The level of effort and cost will be determined by the methodology that is ultimately used, but is expected to be comparable to that of similar FERC projects of this size.

Fish Passage Study

  1. Goals and Objectives

The goal and objective of the study is to determine the cost to install up and down stream passage at the Great Falls dam.

  1. Resource Management Goals

Resident salmonids actively migrate during the spring and fall. Downstream passage for resident salmonids would allow fish to seek the best available habitat and food resources. Resident fish should be able return to tributaries upstream of the project to spawn.

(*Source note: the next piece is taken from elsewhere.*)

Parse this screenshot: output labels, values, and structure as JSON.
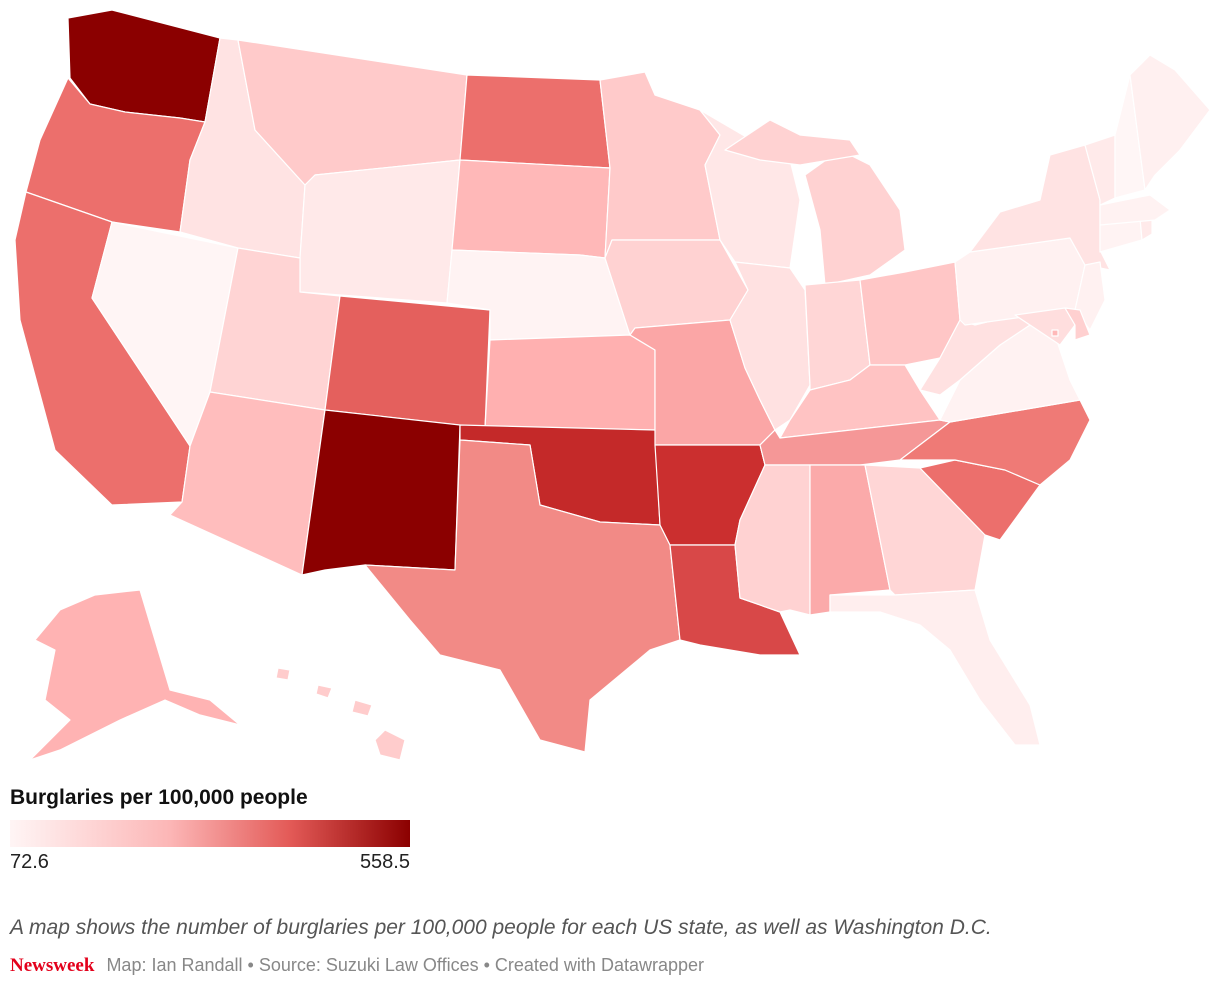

  1. Public Interest Considerations

A healthy and wild population of fish is in the best interests of the river and the people of Vermont. Knowing the cost of passage compared to the economic viability of the facility is necessary information if FERC is to meet its responsibility to balance power production with protection of the environment.

  1. Existing Information

According to the PAD there has been no study of the possible costs of fish passage done at this site since the applicant did not feel one was warranted because there are no anadromous fish present in the watershed. This approach limits the focus too narrowly and ignores the need of resident populations of fish.

  1. Project Nexus

If the dam were not present then fish would have access to up and down stream passage.

  1. Proposed Methodology

Estimating costs for installation of fish passage is a known methodology as fish passage studies are a normal part of FERC licensing applications.

  1. Level of Effort and Cost

The level of effort and cost will be determined by the methodology that is ultimately used, but is expected to be comparable to that of similar FERC projects of this size.

Recreation Access Study

  1. Goals and Objectives

The goal and objective of the study is to determine what access to the river Vermonters and visitors feel would be appropriate at the facility.

  1. Resource Management Goals

The access to the river at the facility is limited at best. Determining the interest of area residents, their guests and visitors to the area would want is an important consideration. Recreation is a major economic activity in the area and rivers are a big part of that attraction.

  1. Public Interest Considerations

Public use of a public trust resource is at the heart of the FERC review. FERC will need the information of a recreation study to establish conditions for the facility in the new license.

  1. Existing Information

There is little or no existing information about what the wider community wants in terms of access to the river near the facility.

  1. Project Nexus

The project uses a public trust resource to generate value for a limited number of people in the nearby community. The river should be open as much as possible to all Vermonters and visitors.

  1. Proposed Methodology

A survey of sporting and river user groups (fishers, canoeists, swimmers) would provide guidance for FERC in terms of what conditions might apply to the new license.

  1. Level of Effort and Cost

The level of effort and cost will be determined by the methodology that is ultimately used, but is expected to be comparable to that of similar FERC projects of this size.

CRWC thanks FERC for the opportunity to suggest these studies.